I need help to answer a duct sizing, barometric damper question for a combined passive make-up air and exhaust type ACH system? (I've talked to the two HVAC shops in town and neither can help).
The data I need is what size of hard duct (and shape?) to feed continuous 50-60cfm bath fan (ACH) and provide make-up air for 250-300cfm rangehood, dryer, bath fan on full speed (110cfm)? I've got a number of ways I can duct this system. They range from 10' with 90 degree turn at intake/outlet(low/high), to 37' with 4-90 elbows (inlet/outlet plus two).
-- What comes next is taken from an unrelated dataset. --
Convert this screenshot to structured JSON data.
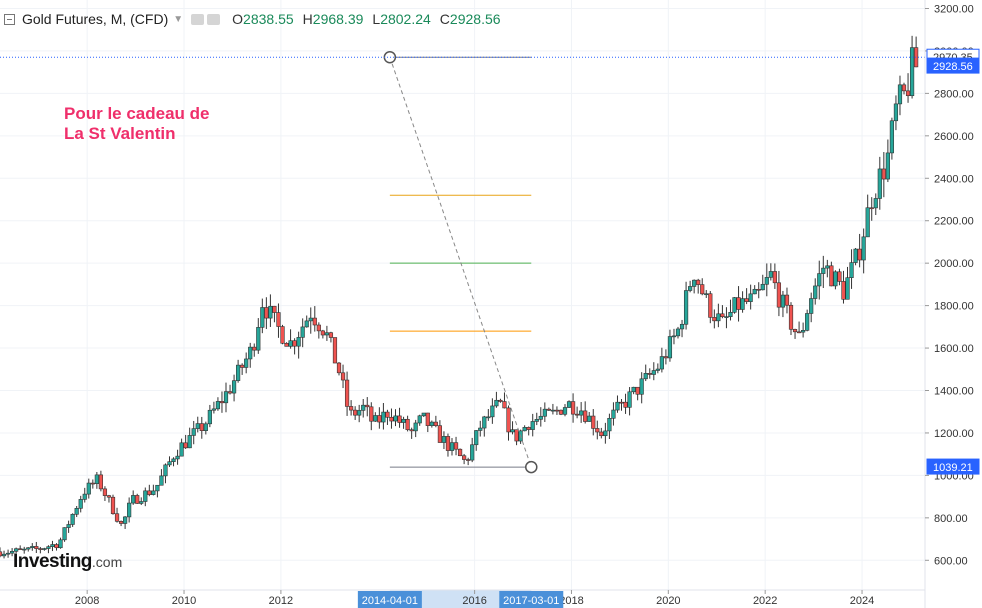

I may temper the incoming air with a loop off of the radiant floor boiler.
Would you mention some barometric damper outfits with high quality/function products?
Some other data:
Propane cook top as only open combustion (elec. oven, boiler -radiant slab- with outside air intake and DHW loop).
Two people, two bedrooms
7500 HDD, east foot of Rockies, dry year round, no AC necessary.
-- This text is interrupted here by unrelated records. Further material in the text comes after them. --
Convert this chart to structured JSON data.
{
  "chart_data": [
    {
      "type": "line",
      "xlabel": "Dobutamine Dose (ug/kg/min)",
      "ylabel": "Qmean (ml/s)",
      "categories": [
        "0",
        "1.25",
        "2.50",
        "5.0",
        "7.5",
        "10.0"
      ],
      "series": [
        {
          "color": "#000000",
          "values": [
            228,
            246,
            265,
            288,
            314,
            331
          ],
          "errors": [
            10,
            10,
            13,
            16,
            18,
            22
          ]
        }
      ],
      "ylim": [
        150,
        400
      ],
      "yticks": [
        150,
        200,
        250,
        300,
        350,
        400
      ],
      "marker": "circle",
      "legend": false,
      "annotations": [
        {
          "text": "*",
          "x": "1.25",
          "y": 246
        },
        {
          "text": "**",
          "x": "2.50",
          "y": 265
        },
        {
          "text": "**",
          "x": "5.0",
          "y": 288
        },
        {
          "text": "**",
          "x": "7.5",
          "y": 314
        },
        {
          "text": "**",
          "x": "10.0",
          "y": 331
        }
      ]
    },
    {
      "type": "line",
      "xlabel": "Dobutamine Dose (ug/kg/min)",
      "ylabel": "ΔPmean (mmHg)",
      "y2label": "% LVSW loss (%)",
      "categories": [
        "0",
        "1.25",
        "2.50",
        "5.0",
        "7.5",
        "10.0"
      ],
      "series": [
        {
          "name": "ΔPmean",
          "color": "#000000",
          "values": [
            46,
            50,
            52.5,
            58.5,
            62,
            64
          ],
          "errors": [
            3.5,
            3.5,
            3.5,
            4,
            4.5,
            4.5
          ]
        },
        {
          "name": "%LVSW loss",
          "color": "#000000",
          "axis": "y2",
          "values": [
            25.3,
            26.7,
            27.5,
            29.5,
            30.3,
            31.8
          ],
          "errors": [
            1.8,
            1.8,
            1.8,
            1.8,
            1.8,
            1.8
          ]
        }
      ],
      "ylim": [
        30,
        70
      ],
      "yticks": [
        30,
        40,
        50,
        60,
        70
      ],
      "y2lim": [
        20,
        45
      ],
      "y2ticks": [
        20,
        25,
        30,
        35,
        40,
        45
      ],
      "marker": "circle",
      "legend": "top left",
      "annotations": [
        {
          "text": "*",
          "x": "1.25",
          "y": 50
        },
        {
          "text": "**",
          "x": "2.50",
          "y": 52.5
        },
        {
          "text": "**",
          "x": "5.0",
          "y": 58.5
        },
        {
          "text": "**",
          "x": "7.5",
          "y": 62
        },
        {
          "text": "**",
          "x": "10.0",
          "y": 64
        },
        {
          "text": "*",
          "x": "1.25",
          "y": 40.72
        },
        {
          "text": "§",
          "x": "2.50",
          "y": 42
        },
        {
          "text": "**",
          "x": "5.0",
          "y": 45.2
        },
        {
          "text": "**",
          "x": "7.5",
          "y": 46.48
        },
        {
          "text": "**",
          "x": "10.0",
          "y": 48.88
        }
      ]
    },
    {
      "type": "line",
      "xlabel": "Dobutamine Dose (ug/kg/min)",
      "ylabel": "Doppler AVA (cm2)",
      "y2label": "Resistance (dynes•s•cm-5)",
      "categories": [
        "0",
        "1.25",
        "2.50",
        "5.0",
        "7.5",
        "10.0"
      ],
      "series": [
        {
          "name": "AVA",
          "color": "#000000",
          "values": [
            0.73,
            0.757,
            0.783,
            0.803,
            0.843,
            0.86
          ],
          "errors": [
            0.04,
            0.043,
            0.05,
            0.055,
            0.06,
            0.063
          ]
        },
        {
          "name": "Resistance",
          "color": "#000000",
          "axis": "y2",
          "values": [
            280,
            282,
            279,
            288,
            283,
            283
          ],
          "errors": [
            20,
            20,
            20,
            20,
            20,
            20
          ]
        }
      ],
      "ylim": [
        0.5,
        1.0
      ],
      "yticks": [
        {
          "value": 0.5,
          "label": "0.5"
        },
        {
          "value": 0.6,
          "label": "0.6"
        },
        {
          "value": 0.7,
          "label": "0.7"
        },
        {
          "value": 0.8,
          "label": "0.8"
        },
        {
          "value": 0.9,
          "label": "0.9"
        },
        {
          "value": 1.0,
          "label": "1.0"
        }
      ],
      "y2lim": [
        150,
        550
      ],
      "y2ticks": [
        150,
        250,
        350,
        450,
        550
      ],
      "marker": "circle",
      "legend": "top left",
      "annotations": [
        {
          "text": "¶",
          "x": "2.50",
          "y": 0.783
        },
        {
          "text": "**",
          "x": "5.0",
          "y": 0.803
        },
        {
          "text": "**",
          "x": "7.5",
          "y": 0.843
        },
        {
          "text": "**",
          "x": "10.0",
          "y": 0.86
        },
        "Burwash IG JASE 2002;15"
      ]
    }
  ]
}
Tight house (guessed at .25 ACH), 1725 sq.ft., 35% SSF (passive solar).
Only potential for intake is on predominently leeward side.
Here's a formula that will get things started.
Q= 1.07 X A X the sq. root of 3p
1.07 is a constant
A=area of the opening needed at each end of the duct
3p= 3 pascals of pressure difference.
So if you needed 300 cfms of passive makeup air:
350 cfm= 1.07 X 188.9 X 1.7321
The duct size would be at least 16" round ,based on your rescription.
For the given CFM, the pressure difference has the only potential wiggle room. Are the 3 Pascals of pressure difference hard and fast for a passive supply duct or would it be different for the two examples (10'& 2-90's, 37' & 4-90's)?
The equation is actually for the grille size required for a passive transfer grille .Note that the area given ,is the "free" area of the grille ,usually about 75% of the total grille size,best to use the grille mfrs. data ,if possible.
The duct size needs to be increase ,when the distance and elbows increase.
More than 3 pascals ,will tend to cause infiltration,when the exhaust fans are on,which is what I'm guessing you are trying to avoid.
It's not likely that all fans ,and the dryer will be on at the same time,at least not often,so you may want to consider that in your sizing.
Where do you intend for the makeup air to enter the home?
as Dash states: consider the most likely scenerio: 2 ba fans for 15- 20min, or
dryer fan for 40min,
or cook fan for 30min.
yes, sometimes may come up a little short, but if one is cooking, exterior doors may be opened due to coming/going.
What is YOUR family pattern?
2 intakes, 1 for ba, 1 for kit & dryer? -- keeps pipes smaller
[Edited by cem-bsee on 06-24-2005 at 10:58 AM]
The intake would be about floor level below neutral plane (no basement, single story) and other end is in or near ceiling either behind refrigerator (10'w/ 2-90's), in pantry near freezer, (23' and 3-90's), in non-sitting area between LR and Kitch.(37' and 4-90's).
I don't know that I'm trying to avoid infiltration, but I don't do this for a living. The make-up aspect of this is to control where the air comes into the house so I figured when the rangehood was on, the pressure differential would open the barometric damper further than the 50-60 cfm continuous bath fan (ACH) does (one BR, Cem-bsee).
Thanks for pointing out the useage times. Our useage is two people, simple living, conservation minded.
I see your point about two intakes. The Dryer is on north wall in Ut.Rm. which is across the hall, two doors, 19', and on the same level (north half floor 6" up from south half floor) as the Bath Rm. The rangehood is in the south half some 35' away from the dryer and the passive intake and dump are in between. Does this work with your suggestion?
If you use one "damper" and duct for all,the bath fans alone ,likely won't be enough to open it.
If you duct it to the return of the HVAC system,then the fresh air can be "conditioned" and filtered.
There is no 'return to the HVAC', Dash, heating radiant slab (Weil-McLain 'Ultra' boiler).
My bad ,when you are in Florida,it's easy to think everyone has a ducted A/C system.
My part of Wyoming, you want it cooler, you open a window. In the heat of the summer (mid-July to mid-Aug.) opening them after sunset will cool a house enough to get you through the day... usually.